Chapter 9 Flashcards
What are the 2 types of inferential techniques?
Hypothesis testing and interval estimation are two inferential techniques
that are based on the concept of random sampling distributions.
What is a priori and post hoc?
In hypothesis testing, we have an a priori (before the fact) hypothesis about
the value of some parameter or the relationship between parameters.
Interval estimation, then, is a post hoc (after the fact) technique
What is confidence interval?
A range of values computed from sample data within which a parameter of interest has a known probability of falling.
Usually 95% or 99%
These two values, ±1.96 and ±2.58, are called _______ in inferential statistics.
These two values, ±1.96 and ±2.58, are called critical values in inferential statistics.
What is a critical value?
Critical value: The value of a statistic corresponding to a given significance
level determined by its sampling distribution.
Differentiate between conceptual and alternate hypothesis.
A conceptual hypothesis is a statement about the relationship between theoretical concepts. Examples include “Punishment facilitates learning.”
A research hypothesis is a statement about the expected relationship between
observable or measurable events.
Conceptual hypotheses can be directly tested. True or false?
They can never be directly tested because they are not measurable as defined.
Conceptual hypotheses must be operationalized or made measurable before we can test them.
What are the types of research hypotheses, and what are the statements they would make?
An experimental research hypothesis
states expected relationships between independent and dependent variables.
For example, “Shock, following errors, will decrease the number of errors
made.”
A correlational research hypothesis states the expected relationship between two or more variables. “The lower the income, the higher the number of convictions.”
What is a statistical hypothesis?
A statistical hypothesis states an expected relationship between numbers that
represent statistical properties of data
“The mean number of errors is
the same under shock and no-shock conditions.”
Differentiate between null and alternate hypothesis.
The statistical hypothesis includes the hypothesis that one wishes to disprove (the null hypothesis) and the hypothesis that one wishes to confirm (the alternative hypothesis).
Differentiate between a directional and non-directional hypothesis.
An alternative hypothesis that negates the null is called a non-directional alternative.
It is called a directional alternative if it specifies the direction of the difference.
What are the assumptions made about z tests for independent means?
Assumptions
- Participants are randomly selected and independently assigned to groups.

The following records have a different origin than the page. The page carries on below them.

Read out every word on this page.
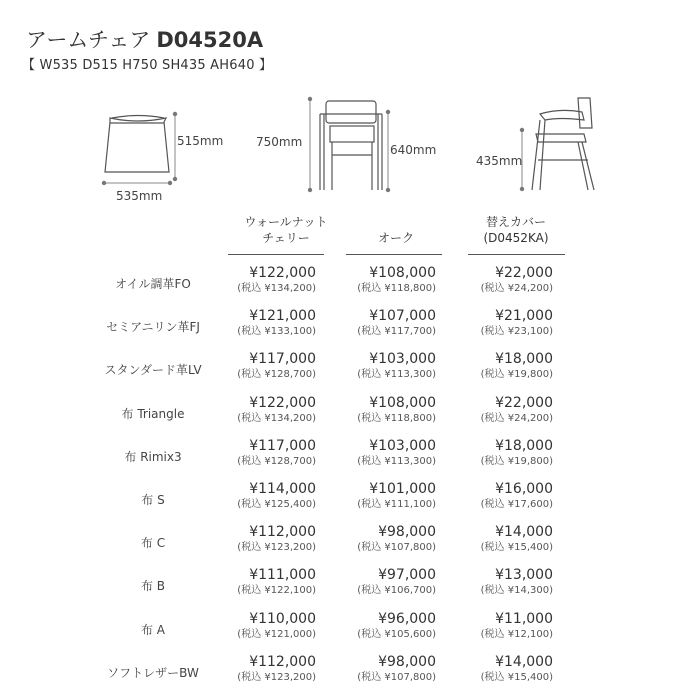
アームチェア D04520A
【 W535 D515 H750 SH435 AH640 】
515mm
535mm
750mm
640mm
435mm
ウォールナット
チェリー
	オーク
替えカバー
(D0452KA)
オイル調革FO
¥122,000
(税込 ¥134,200)
¥108,000
(税込 ¥118,800)
¥22,000
(税込 ¥24,200)
セミアニリン革FJ
¥121,000
(税込 ¥133,100)
¥107,000
(税込 ¥117,700)
¥21,000
(税込 ¥23,100)
スタンダード革LV
¥117,000
(税込 ¥128,700)
¥103,000
(税込 ¥113,300)
¥18,000
(税込 ¥19,800)
布 Triangle
¥122,000
(税込 ¥134,200)
¥108,000
(税込 ¥118,800)
¥22,000
(税込 ¥24,200)
布 Rimix3
¥117,000
(税込 ¥128,700)
¥103,000
(税込 ¥113,300)
¥18,000
(税込 ¥19,800)
布 S
¥114,000
(税込 ¥125,400)
¥101,000
(税込 ¥111,100)
¥16,000
(税込 ¥17,600)
布 C
¥112,000
(税込 ¥123,200)
¥98,000
(税込 ¥107,800)
¥14,000
(税込 ¥15,400)
布 B
¥111,000
(税込 ¥122,100)
¥97,000
(税込 ¥106,700)
¥13,000
(税込 ¥14,300)
布 A
¥110,000
(税込 ¥121,000)
¥96,000
(税込 ¥105,600)
¥11,000
(税込 ¥12,100)
ソフトレザーBW
¥112,000
(税込 ¥123,200)
¥98,000
(税込 ¥107,800)
¥14,000
(税込 ¥15,400)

- Population distributions are normal.
- Population standard deviations are known.
When do we reject and fail to reject the null hypotheses?

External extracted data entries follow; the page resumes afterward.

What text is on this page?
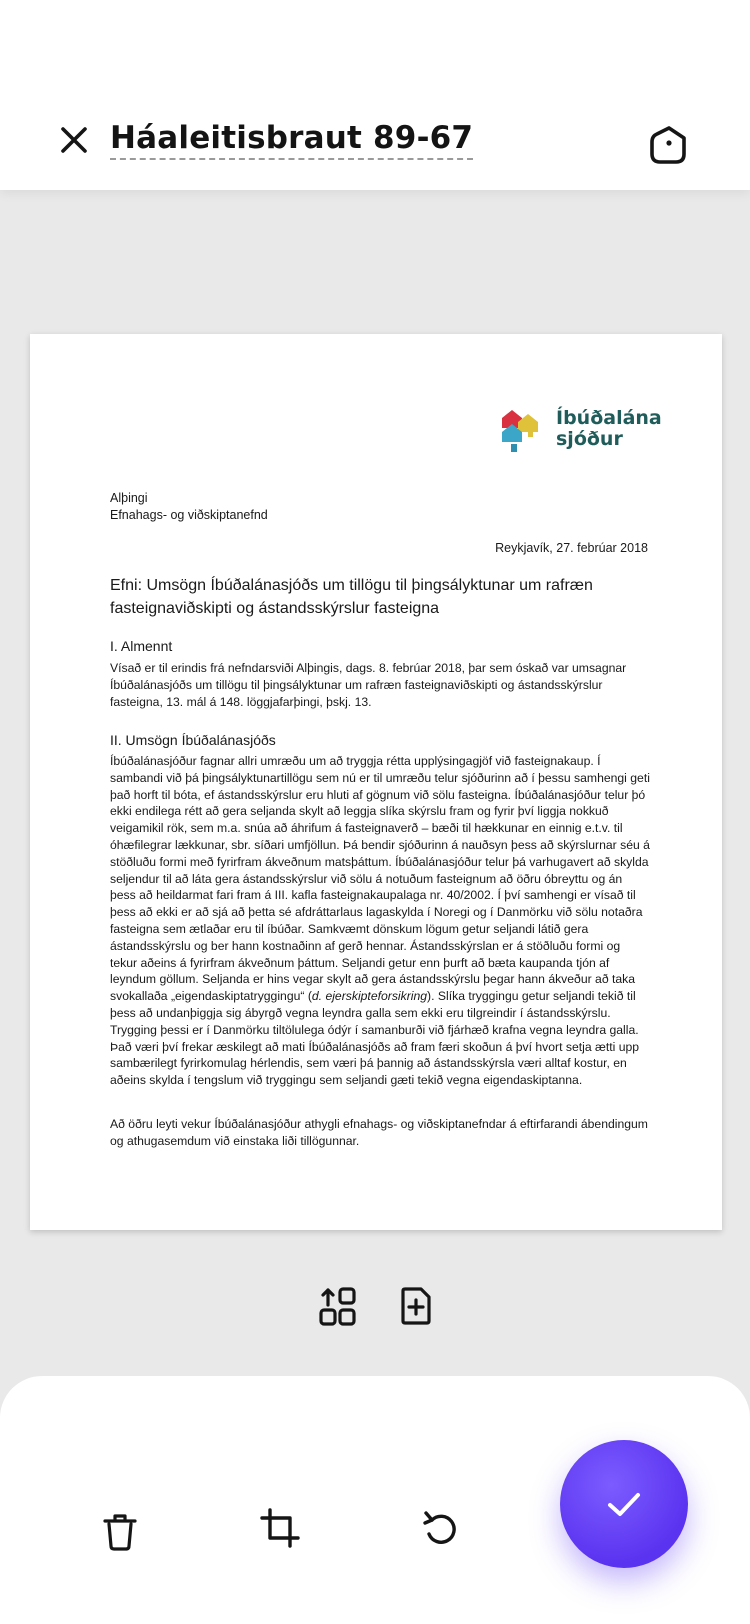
Háaleitisbraut 89-67
Íbúðalána
sjóður
Alþingi
Efnahags- og viðskiptanefnd
Reykjavík, 27. febrúar 2018
Efni: Umsögn Íbúðalánasjóðs um tillögu til þingsályktunar um rafræn fasteignaviðskipti og ástandsskýrslur fasteigna
I. Almennt
Vísað er til erindis frá nefndarsviði Alþingis, dags. 8. febrúar 2018, þar sem óskað var umsagnar Íbúðalánasjóðs um tillögu til þingsályktunar um rafræn fasteignaviðskipti og ástandsskýrslur fasteigna, 13. mál á 148. löggjafarþingi, þskj. 13.
II. Umsögn Íbúðalánasjóðs
Íbúðalánasjóður fagnar allri umræðu um að tryggja rétta upplýsingagjöf við fasteignakaup. Í sambandi við þá þingsályktunartillögu sem nú er til umræðu telur sjóðurinn að í þessu samhengi geti það horft til bóta, ef ástandsskýrslur eru hluti af gögnum við sölu fasteigna. Íbúðalánasjóður telur þó ekki endilega rétt að gera seljanda skylt að leggja slíka skýrslu fram og fyrir því liggja nokkuð veigamikil rök, sem m.a. snúa að áhrifum á fasteignaverð – bæði til hækkunar en einnig e.t.v. til óhæfilegrar lækkunar, sbr. síðari umfjöllun. Þá bendir sjóðurinn á nauðsyn þess að skýrslurnar séu á stöðluðu formi með fyrirfram ákveðnum matsþáttum. Íbúðalánasjóður telur þá varhugavert að skylda seljendur til að láta gera ástandsskýrslur við sölu á notuðum fasteignum að öðru óbreyttu og án þess að heildarmat fari fram á III. kafla fasteignakaupalaga nr. 40/2002. Í því samhengi er vísað til þess að ekki er að sjá að þetta sé afdráttarlaus lagaskylda í Noregi og í Danmörku við sölu notaðra fasteigna sem ætlaðar eru til íbúðar. Samkvæmt dönskum lögum getur seljandi látið gera ástandsskýrslu og ber hann kostnaðinn af gerð hennar. Ástandsskýrslan er á stöðluðu formi og tekur aðeins á fyrirfram ákveðnum þáttum. Seljandi getur enn þurft að bæta kaupanda tjón af leyndum göllum. Seljanda er hins vegar skylt að gera ástandsskýrslu þegar hann ákveður að taka svokallaða „eigendaskiptatryggingu“ (d. ejerskipteforsikring). Slíka tryggingu getur seljandi tekið til þess að undanþiggja sig ábyrgð vegna leyndra galla sem ekki eru tilgreindir í ástandsskýrslu. Trygging þessi er í Danmörku tiltölulega ódýr í samanburði við fjárhæð krafna vegna leyndra galla. Það væri því frekar æskilegt að mati Íbúðalánasjóðs að fram færi skoðun á því hvort setja ætti upp sambærilegt fyrirkomulag hérlendis, sem væri þá þannig að ástandsskýrsla væri alltaf kostur, en aðeins skylda í tengslum við tryggingu sem seljandi gæti tekið vegna eigendaskiptanna.
Að öðru leyti vekur Íbúðalánasjóður athygli efnahags- og viðskiptanefndar á eftirfarandi ábendingum og athugasemdum við einstaka liði tillögunnar.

Reject hypotheses if the z obtained is equal to or greater than the critical value.
Fail to reject if the z obtained is less than the critical value.
Differentiate between type 1 and type 2 error.

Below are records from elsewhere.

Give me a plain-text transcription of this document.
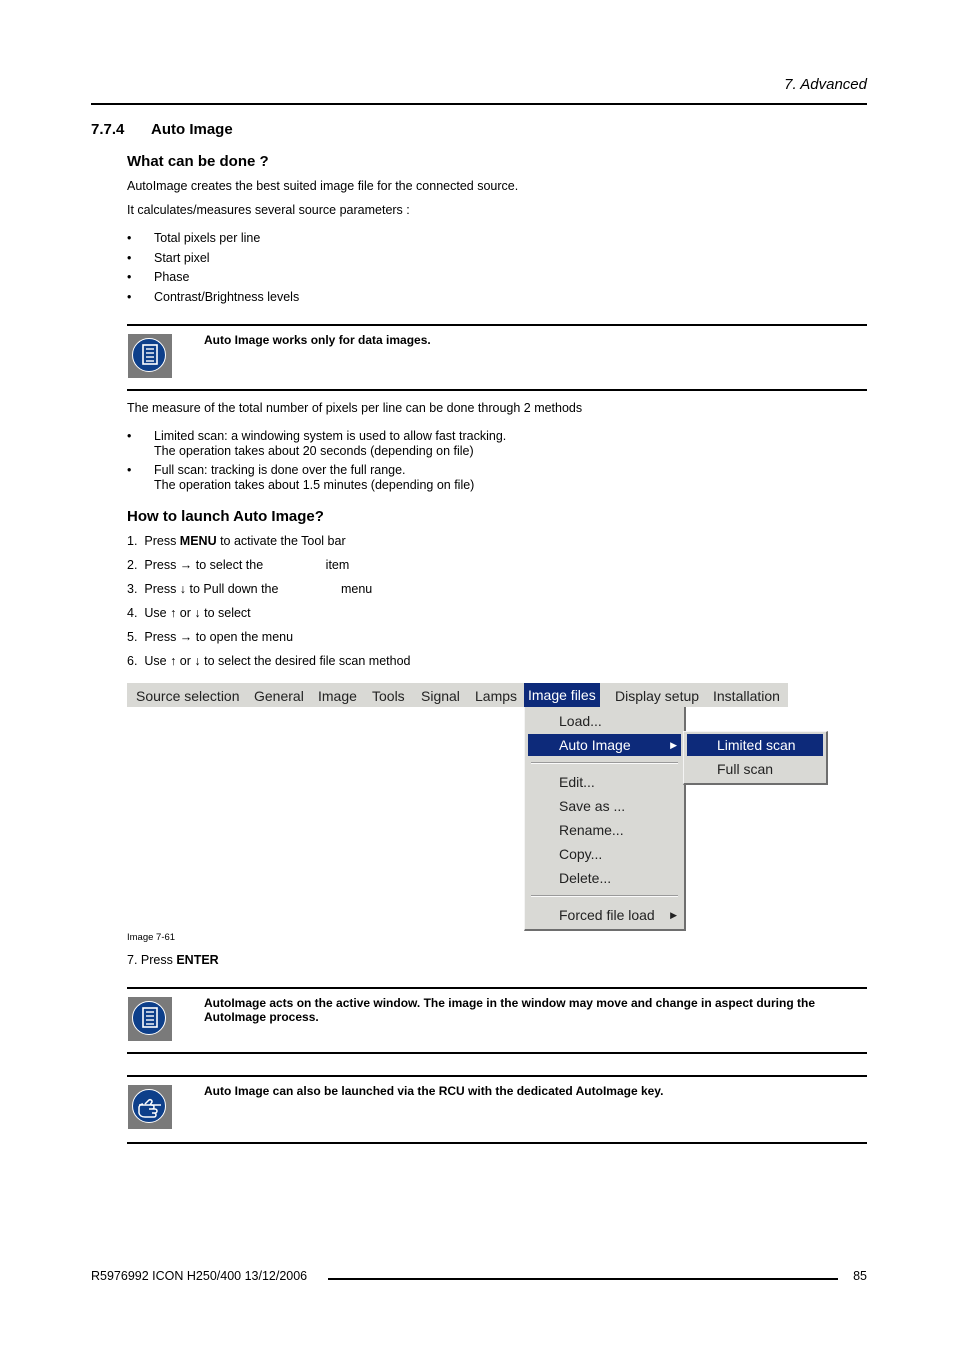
7. Advanced
7.7.4 Auto Image
What can be done ?
AutoImage creates the best suited image file for the connected source.
It calculates/measures several source parameters :
• Total pixels per line
• Start pixel
• Phase
• Contrast/Brightness levels
Auto Image works only for data images.
The measure of the total number of pixels per line can be done through 2 methods
• Limited scan: a windowing system is used to allow fast tracking.
The operation takes about 20 seconds (depending on file)
• Full scan: tracking is done over the full range.
The operation takes about 1.5 minutes (depending on file)
How to launch Auto Image?
1.  Press MENU to activate the Tool bar
2.  Press → to select the                  item
3.  Press ↓ to Pull down the                  menu
4.  Use ↑ or ↓ to select
5.  Press → to open the menu
6.  Use ↑ or ↓ to select the desired file scan method
Source selection General Image Tools Signal Lamps Image files Display setup Installation
Load...
Auto Image	▶
Edit...
Save as ...
Rename...
Copy...
Delete...
Forced file load ▶
Limited scan
Full scan
Image 7-61
7. Press ENTER
AutoImage acts on the active window. The image in the window may move and change in aspect during the AutoImage process.
Auto Image can also be launched via the RCU with the dedicated AutoImage key.
R5976992 ICON H250/400 13/12/2006	85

Type I error is a false positive
* When the null (H0) is correct, we would falsely reject it (and
accept H1) 5% of the time → false positive
* Probability of Type I error is ɑ
* Reduce ɑ to lower Type I error (.05 → .01)
Type II error is a false negative
* When the null (H0) is false, but we fail to reject it (and do not
accept H1) → false negative
* Probability of Type II error is 𝞫
* Reduce 𝞫 to lower Type II error
The higher the false positive, the lower the false negative. True or false?
True. The higher the ɑ the lower the B
To reduce the probability of making a Type II error, we need to increase the
alpha level (e.g., from .01 to .05).